Advances in speech signal analysis facilitate the development of techniques for remote biomedical voice assessment. However, the performance of these techniques is affected by noise and distortion in signals. In this paper, we focus on the vowel /a/ as the most widely-used voice signal for pathological voice assessments and investigate the impact of four major types of distortion that are commonly present during recording or transmission in voice analysis, namely: background noise, reverberation, clipping and compression, on Mel-frequency cepstral coefficients (MFCCs) - the most widely-used features in biomedical voice analysis.
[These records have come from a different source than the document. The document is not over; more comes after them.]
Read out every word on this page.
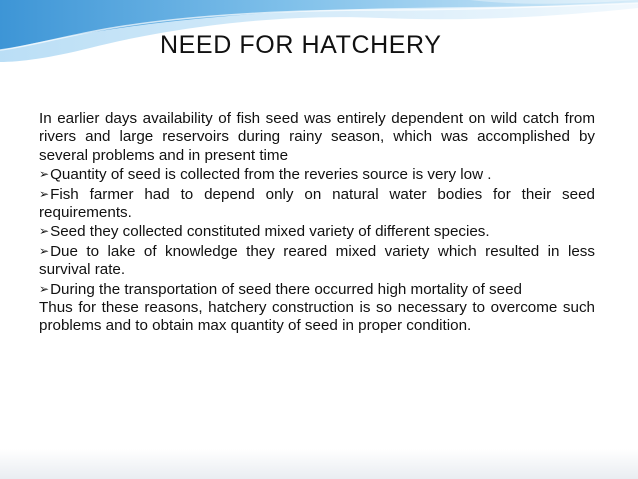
NEED FOR HATCHERY

In earlier days availability of fish seed was entirely dependent on wild catch from rivers and large reservoirs during rainy season, which was accomplished by several problems and in present time

➢Quantity of seed is collected from the reveries source is very low .

➢Fish farmer had to depend only on natural water bodies for their seed requirements.

➢Seed they collected constituted mixed variety of different species.

➢Due to lake of knowledge they reared mixed variety which resulted in less survival rate.

➢During the transportation of seed there occurred high mortality of seed

Thus for these reasons, hatchery construction is so necessary to overcome such problems and to obtain max quantity of seed in proper condition.
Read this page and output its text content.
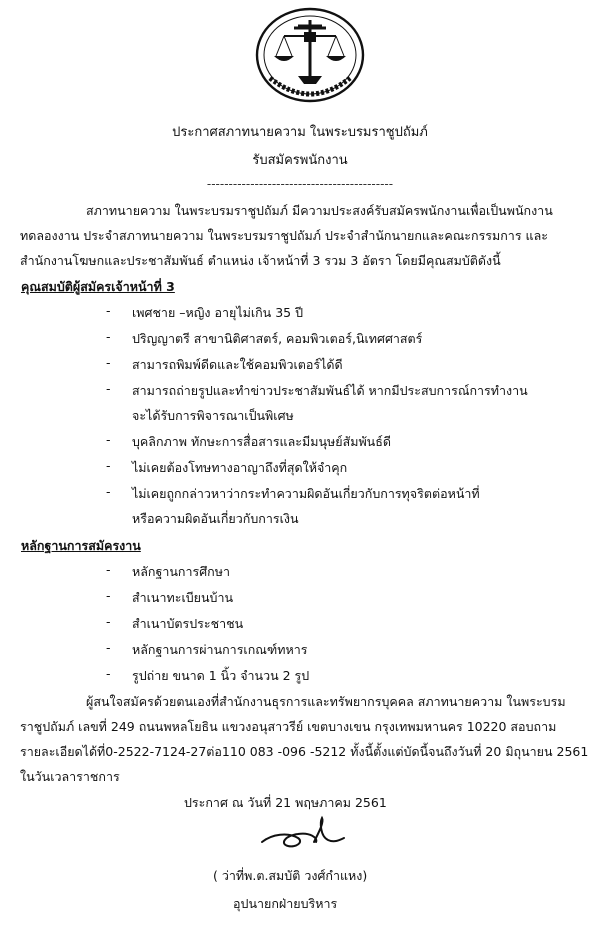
ประกาศสภาทนายความ ในพระบรมราชูปถัมภ์
รับสมัครพนักงาน
-------------------------------------------
สภาทนายความ ในพระบรมราชูปถัมภ์ มีความประสงค์รับสมัครพนักงานเพื่อเป็นพนักงาน
ทดลองงาน ประจำสภาทนายความ ในพระบรมราชูปถัมภ์ ประจำสำนักนายกและคณะกรรมการ และ
สำนักงานโฆษกและประชาสัมพันธ์ ตำแหน่ง เจ้าหน้าที่ 3 รวม 3 อัตรา โดยมีคุณสมบัติดังนี้
คุณสมบัติผู้สมัครเจ้าหน้าที่ 3
- เพศชาย –หญิง อายุไม่เกิน 35 ปี
- ปริญญาตรี สาขานิติศาสตร์, คอมพิวเตอร์,นิเทศศาสตร์
- สามารถพิมพ์ดีดและใช้คอมพิวเตอร์ได้ดี
- สามารถถ่ายรูปและทำข่าวประชาสัมพันธ์ได้ หากมีประสบการณ์การทำงาน
จะได้รับการพิจารณาเป็นพิเศษ
- บุคลิกภาพ ทักษะการสื่อสารและมีมนุษย์สัมพันธ์ดี
- ไม่เคยต้องโทษทางอาญาถึงที่สุดให้จำคุก
- ไม่เคยถูกกล่าวหาว่ากระทำความผิดอันเกี่ยวกับการทุจริตต่อหน้าที่
หรือความผิดอันเกี่ยวกับการเงิน
หลักฐานการสมัครงาน
- หลักฐานการศึกษา
- สำเนาทะเบียนบ้าน
- สำเนาบัตรประชาชน
- หลักฐานการผ่านการเกณฑ์ทหาร
- รูปถ่าย ขนาด 1 นิ้ว จำนวน 2 รูป
ผู้สนใจสมัครด้วยตนเองที่สำนักงานธุรการและทรัพยากรบุคคล สภาทนายความ ในพระบรม
ราชูปถัมภ์ เลขที่ 249 ถนนพหลโยธิน แขวงอนุสาวรีย์ เขตบางเขน กรุงเทพมหานคร 10220 สอบถาม
รายละเอียดได้ที่0-2522-7124-27ต่อ110 083 -096 -5212 ทั้งนี้ตั้งแต่บัดนี้จนถึงวันที่ 20 มิถุนายน 2561
ในวันเวลาราชการ
ประกาศ ณ วันที่ 21 พฤษภาคม 2561
( ว่าที่พ.ต.สมบัติ วงศ์กำแหง)
อุปนายกฝ่ายบริหาร
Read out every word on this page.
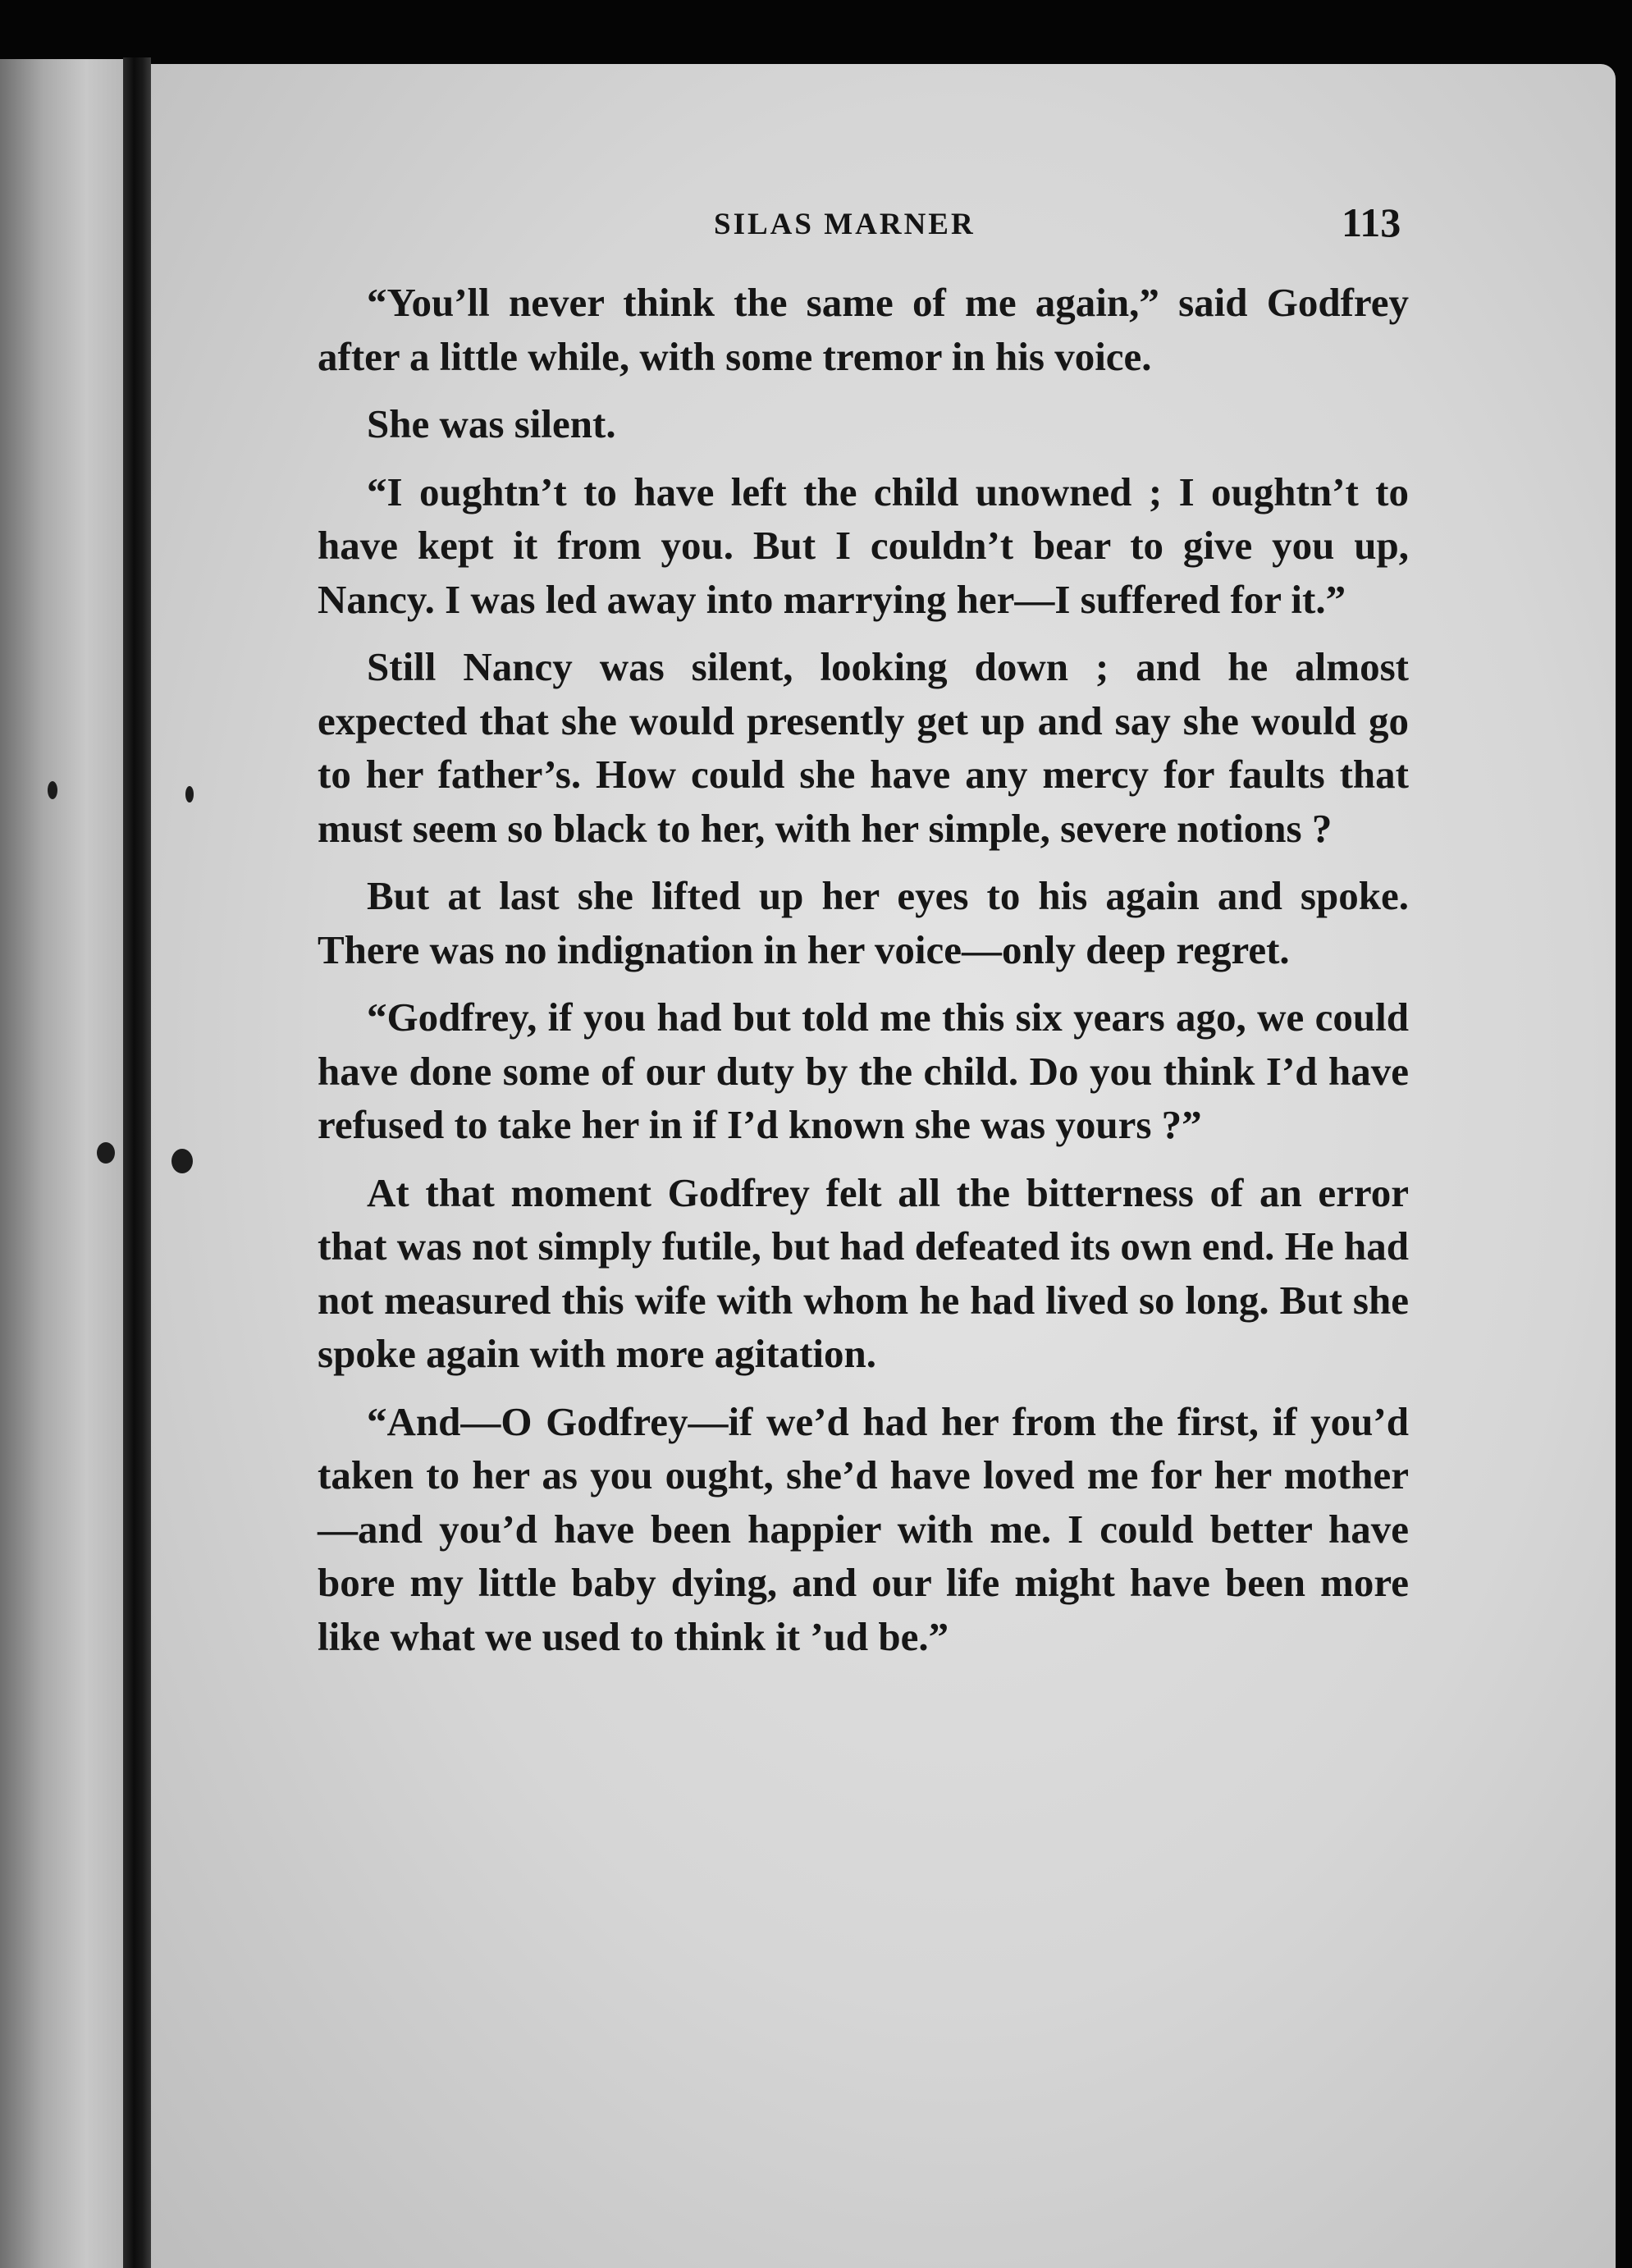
SILAS MARNER	113

“You’ll never think the same of me again,” said Godfrey after a little while, with some tremor in his voice.

She was silent.

“I oughtn’t to have left the child unowned ; I oughtn’t to have kept it from you. But I couldn’t bear to give you up, Nancy. I was led away into marrying her—I suffered for it.”

Still Nancy was silent, looking down ; and he almost expected that she would presently get up and say she would go to her father’s. How could she have any mercy for faults that must seem so black to her, with her simple, severe notions ?

But at last she lifted up her eyes to his again and spoke. There was no indignation in her voice—only deep regret.

“Godfrey, if you had but told me this six years ago, we could have done some of our duty by the child. Do you think I’d have refused to take her in if I’d known she was yours ?”

At that moment Godfrey felt all the bitterness of an error that was not simply futile, but had defeated its own end. He had not measured this wife with whom he had lived so long. But she spoke again with more agitation.

“And—O Godfrey—if we’d had her from the first, if you’d taken to her as you ought, she’d have loved me for her mother—and you’d have been happier with me. I could better have bore my little baby dying, and our life might have been more like what we used to think it ’ud be.”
Then, we propose a new distortion classification approach to detect the most dominant distortion in such voice signals. The proposed method involves MFCCs as frame-level features and a support vector machine as classifier to detect the presence and type of distortion in frames of a given voice signal. Experimental results obtained from the healthy and Parkinson's voices show the effectiveness of the proposed approach in distortion detection and classification.

Publication DOI: https://doi.org/10.21437/Interspeech.2017-378
Divisions: College of Engineering & Physical Sciences > Systems analytics research institute (SARI)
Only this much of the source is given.